Oh, her daughter Malinka! How heartbreaking, yes, that Ladivine Sylla had never found anyone else to love!
She’d long been convinced that Malinka kept her out of her life because she was ashamed of her, Ladivine Sylla, who couldn’t be other than what she was. Then, as the years went by, she came to believe that they were both entangled in the coils of a shared spell, bonds that Malinka could no more loosen than she could, that they were both being punished with the same cruelty, the same injustice, and this helped her bear her bitter existence and cast off all ill will towards Malinka, whom she loved since then with a purified heart, a comforted heart.
And Malinka had brought her that Freddy Moliger, and now displayed a new face, shimmering with hopefulness, and her clear, quiet gaze, now unafraid to meet her mother’s, told her she had accepted, with joy in her heart, this new order: the introduction of Ladivine Sylla.
Suddenly it was all nearly too much for her.
She’d often tried to picture the life Malinka was leading. Once she thought she saw faint brown patches on her daughter’s cheeks, as if she were pregnant, and then she disappeared for several weeks.
How she used to dream of meeting that child, and how she feared it as well! He or she would be over thirty by now, and Ladivine Sylla was an insignificant woman whose appearance, whose status, whose uninspired conversation might very well, she had no doubt, come as a disappointment.
At the activities centre where she went several times a week to play draughts or knit in the company of other women of the neighbourhood, she generally sat silent, imprisoned in the shameful emptiness of her life, listening distantly as her neighbours talked of their children and grandchildren, of their husbands, living or dead, asking no questions so none would be asked of her.
Who could claim to know Ladivine Sylla? There was nothing to discover in her, there was too little to her.

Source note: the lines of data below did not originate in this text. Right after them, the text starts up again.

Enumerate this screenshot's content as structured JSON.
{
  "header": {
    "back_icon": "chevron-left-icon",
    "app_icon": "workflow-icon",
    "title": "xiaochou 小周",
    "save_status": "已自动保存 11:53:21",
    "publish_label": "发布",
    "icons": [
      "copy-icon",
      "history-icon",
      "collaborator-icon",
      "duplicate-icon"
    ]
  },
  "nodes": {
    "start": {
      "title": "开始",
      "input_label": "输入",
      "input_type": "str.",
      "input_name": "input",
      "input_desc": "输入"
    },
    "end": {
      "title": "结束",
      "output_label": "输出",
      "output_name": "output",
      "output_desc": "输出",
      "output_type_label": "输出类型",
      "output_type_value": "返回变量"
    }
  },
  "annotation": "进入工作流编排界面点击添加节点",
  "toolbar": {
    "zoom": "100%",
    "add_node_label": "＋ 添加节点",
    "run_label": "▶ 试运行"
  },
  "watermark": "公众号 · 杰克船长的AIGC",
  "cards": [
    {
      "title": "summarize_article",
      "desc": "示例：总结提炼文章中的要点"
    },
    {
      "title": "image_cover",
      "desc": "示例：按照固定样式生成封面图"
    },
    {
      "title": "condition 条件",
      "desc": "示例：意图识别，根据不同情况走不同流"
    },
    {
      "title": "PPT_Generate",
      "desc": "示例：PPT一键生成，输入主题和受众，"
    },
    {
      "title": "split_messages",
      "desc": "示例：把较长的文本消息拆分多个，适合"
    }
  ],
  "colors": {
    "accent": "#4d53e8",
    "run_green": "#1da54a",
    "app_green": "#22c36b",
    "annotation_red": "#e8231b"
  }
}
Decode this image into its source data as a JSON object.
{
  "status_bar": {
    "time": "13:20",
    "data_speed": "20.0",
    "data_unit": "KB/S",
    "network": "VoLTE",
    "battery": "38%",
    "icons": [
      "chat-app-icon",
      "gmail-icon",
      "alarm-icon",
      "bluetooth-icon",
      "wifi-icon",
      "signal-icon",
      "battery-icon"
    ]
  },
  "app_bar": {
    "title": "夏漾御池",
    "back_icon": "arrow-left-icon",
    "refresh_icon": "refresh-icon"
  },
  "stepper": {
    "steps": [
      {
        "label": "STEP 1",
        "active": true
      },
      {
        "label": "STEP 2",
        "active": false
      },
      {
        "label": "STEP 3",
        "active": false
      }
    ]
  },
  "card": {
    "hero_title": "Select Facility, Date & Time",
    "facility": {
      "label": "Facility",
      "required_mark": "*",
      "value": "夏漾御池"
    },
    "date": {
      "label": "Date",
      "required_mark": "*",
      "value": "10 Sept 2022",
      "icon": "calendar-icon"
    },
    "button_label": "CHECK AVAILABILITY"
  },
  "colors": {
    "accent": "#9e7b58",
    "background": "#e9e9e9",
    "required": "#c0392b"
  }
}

She bought a two-kilo leg of lamb, a pound of haricots verts, some apricots for a tart. The shopkeepers knew her and greeted her amiably, despite her reserve, her habit of answering their banter with nothing more than a nod, and their observations on the fine weather with a thin smile. But that Saturday she was open, almost cordial. Little by little, her daughter Malinka was acknowledging her!

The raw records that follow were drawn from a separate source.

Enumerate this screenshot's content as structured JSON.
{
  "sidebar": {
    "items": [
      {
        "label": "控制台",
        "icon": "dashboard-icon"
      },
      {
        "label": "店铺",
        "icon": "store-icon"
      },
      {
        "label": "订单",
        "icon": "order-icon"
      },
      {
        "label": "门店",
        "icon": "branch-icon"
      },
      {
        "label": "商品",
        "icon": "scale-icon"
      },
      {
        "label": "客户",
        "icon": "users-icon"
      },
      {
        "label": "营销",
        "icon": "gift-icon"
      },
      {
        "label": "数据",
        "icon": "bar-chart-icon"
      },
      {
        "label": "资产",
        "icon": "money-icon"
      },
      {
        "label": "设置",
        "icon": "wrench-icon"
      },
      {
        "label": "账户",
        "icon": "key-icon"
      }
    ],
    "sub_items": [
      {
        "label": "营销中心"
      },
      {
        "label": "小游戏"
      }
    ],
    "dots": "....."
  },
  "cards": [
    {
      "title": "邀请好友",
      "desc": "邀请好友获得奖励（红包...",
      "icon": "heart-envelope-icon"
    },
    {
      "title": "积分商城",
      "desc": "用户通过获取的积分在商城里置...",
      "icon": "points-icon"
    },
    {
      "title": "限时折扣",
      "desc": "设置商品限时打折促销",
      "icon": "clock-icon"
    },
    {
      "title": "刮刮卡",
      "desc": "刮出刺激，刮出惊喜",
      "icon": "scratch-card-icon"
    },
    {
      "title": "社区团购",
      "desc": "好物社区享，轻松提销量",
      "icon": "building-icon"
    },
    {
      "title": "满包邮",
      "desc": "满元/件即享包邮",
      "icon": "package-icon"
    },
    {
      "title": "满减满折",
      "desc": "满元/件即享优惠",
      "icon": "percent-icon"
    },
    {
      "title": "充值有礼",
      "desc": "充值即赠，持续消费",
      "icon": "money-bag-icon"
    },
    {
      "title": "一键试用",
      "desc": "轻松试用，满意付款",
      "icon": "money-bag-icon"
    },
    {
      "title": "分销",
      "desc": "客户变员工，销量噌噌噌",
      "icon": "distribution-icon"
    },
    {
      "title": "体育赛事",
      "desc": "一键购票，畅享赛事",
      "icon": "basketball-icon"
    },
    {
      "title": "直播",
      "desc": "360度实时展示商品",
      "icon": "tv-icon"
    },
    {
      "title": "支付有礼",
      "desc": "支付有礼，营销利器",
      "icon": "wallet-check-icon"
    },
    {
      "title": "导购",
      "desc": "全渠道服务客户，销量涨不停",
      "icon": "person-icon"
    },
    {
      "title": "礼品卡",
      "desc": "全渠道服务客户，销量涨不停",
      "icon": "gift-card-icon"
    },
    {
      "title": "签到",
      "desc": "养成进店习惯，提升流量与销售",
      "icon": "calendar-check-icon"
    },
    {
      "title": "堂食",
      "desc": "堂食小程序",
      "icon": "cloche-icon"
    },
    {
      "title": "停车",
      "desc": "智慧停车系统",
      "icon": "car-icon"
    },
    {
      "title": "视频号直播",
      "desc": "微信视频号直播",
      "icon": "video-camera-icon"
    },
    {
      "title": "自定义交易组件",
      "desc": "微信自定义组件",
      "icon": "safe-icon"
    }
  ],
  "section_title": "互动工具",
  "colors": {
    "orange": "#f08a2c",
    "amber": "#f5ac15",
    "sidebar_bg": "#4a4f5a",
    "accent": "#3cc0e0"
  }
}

Leaving the market, she decided to make a detour down a street parallel to her own, where she could enjoy the sunshine.
She was passing by a newsstand when the front page of SudOuest caught her attention after a few seconds’ delay, making her retrace her steps, still pulling her trolley, and then, her legs suddenly weak, her arms limp, as if her limbs had understood before her head, she stared hard at a photograph of a beautiful, serious Malinka, her face slightly sad and uneasy, narrow and delicate like her own and framed by locks that fell in light waves over her slender shoulders, looking into the lens, at the photographer, anxious to please.
That attractive fifty-four-year-old woman was her daughter Malinka. No question about it, that was her.
Ladivine Sylla tried feebly to reach for the newspaper, but her arm refused to move. She clutched the handle of her trolley with both hands and bent down to read the headline: Woman stabbed in her home in Langon.
She stood up with a little cry and, still clasping the handle, scurried off down the sunlit pavement, in the perfumed air rich with anticipations and promises. She realised she was crying out as she lurched along, but her voice was muffled, hoarse, low, and no-one paid her any attention.